O bom do futebol é que às vezes os resultados contrariam a lógica. De outra forma, Flamengo e Vasco, que se enfrentam nesta quinta-feira, às 19h, no Maracanã, pelo Carioca, nem precisariam entrar em campo: baseada na invencibilidade de cinco anos e na inquestionável superioridade técnica rubro-negra, era mais fácil computar logo os três pontos na conta da equipe de Rogério Ceni. Fica a pergunta: quando será a próxima vez que o Clássico dos Milhões será disputado sem depender de uma zebra para o cruz-maltino ser o vencedor?

Para uma possível resposta, é preciso voltar até 2016, última vez em que os clubes de maior torcida do Rio estiveram em condições de maior equilíbrio. Em abril daquele ano, a equipe da Colina venceu o rubro-negro por 2 a 0, na semifinal do Carioca. Foi a última vitória em uma sequência de nove partidas, em que o Vasco venceu seis e outras três terminaram empatadas.

Naquela época, o Flamengo já tinha condição financeira melhor que a do rival. A distância, porém, era consideravelmente menor que a atual: os gastos rubro-negros com salários do futebol naquele ano foram apenas 1,4 vezes maior do que os vascaínos.

Os anos se passaram, o rubro-negro passou a investir mais (em 2019, os gastos do Fla com salários passaram a ser 2,7 vezes maiores do que os do rival) e isso se refletiu em campo: nas últimas 17 partidas, foram nove empates e oito vitórias do Flamengo, seis delas de 2019 para cá.

A retomada de um maior equilíbrio em campo passa pela diminuição da superioridade financeira do Flamengo, algo que não depende apenas do Vasco melhorar suas finanças.
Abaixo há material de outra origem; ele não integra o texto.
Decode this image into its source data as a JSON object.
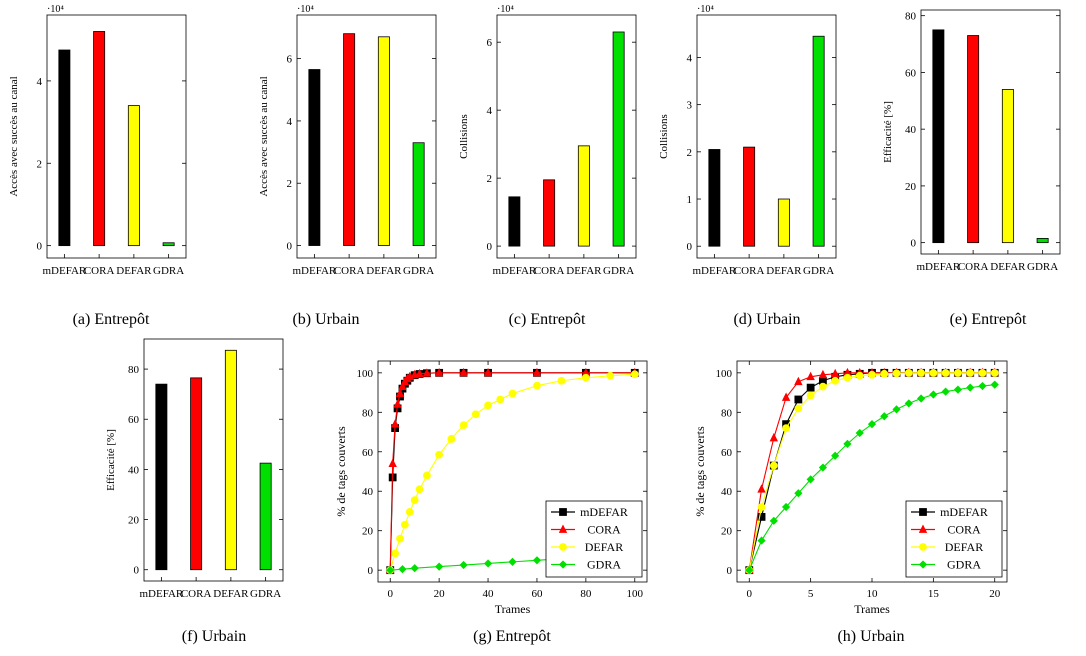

Ainda que cresça, o time da Colina verá o rubro-negro ainda mais distante se o atual campeão brasileiro crescer numa proporção ainda maior.

? Costumo dizer que o problema do Vasco é que, para ele voltar a ser financeiramente forte, tudo tem de dar certo, o tempo todo, por muito tempo. E quando se compara com o Flamengo, fica muito difícil. Com ambos na Série A, o Flamengo gera três vezes mais receitas de TV, mais patrocínio, associação, bilheteria. Não tem como competir ?afirma Rodrigo Capelo, jornalista especializado em finanças do site ge.

? Dá para o Vasco aumentar o faturamento dele? Sim. Dá para chegar minimamente próximo do Flamengo? Acho que não e isso é motivo de bastante desânimo para o torcedor do Vasco ? completa Capelo.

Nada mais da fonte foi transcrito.